Carlyle’s fee-earning assets under management (AUM) in its investment solutions business, which includes AlpInvest’s operations and Metropolitan Real Estate, dropped to about $30 billion from $39 billion during the last 12 months, according to the firm, which announced its Q2 earnings on Wednesday. About $6 billion of that fall was due to foreign exchange fluctuations, according to the firm.
“If you keep in mind, in the AlpInvest side of that business, they are euro-denominated funds,” Carlyle’s chief financial officer Curt Buser said in a conference call with analysts on Wednesday. “As the euro has moved, it had an adverse effect on the fee earnings AUM in that cycle, and you will see the same thing coming through in management fees in that segment.”

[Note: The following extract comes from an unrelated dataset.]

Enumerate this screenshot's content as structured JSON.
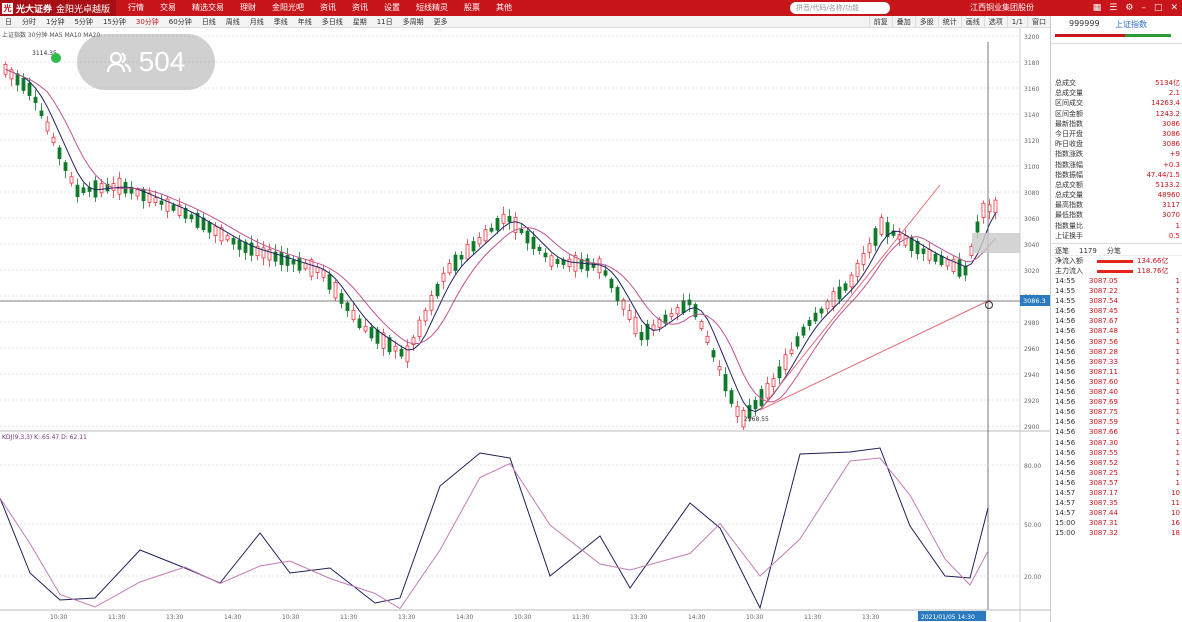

Despite this, Carlyle executives said the firm had a number of funds “ready to tee-up for fundraising”.
“AlpInvest, our large private equity fund of funds secondaries and co-investment arm within investment solutions continues to attract large commitments,” co-chief executive David Rubenstein said on the same call.
Carlyle reported $5.8 billion of realisations for the second quarter of 2015.
AlpInvest’s latest dedicated secondaries fund, AlpInvest Secondaries Fund V, closed on $750 million in 2013 after a year of fundraising, according to PEI’s Research and Analytics division.
The firm, which was bought by The Carlyle Group in 2011, has offices in Amsterdam, New York, Indianapolis and Hong Kong.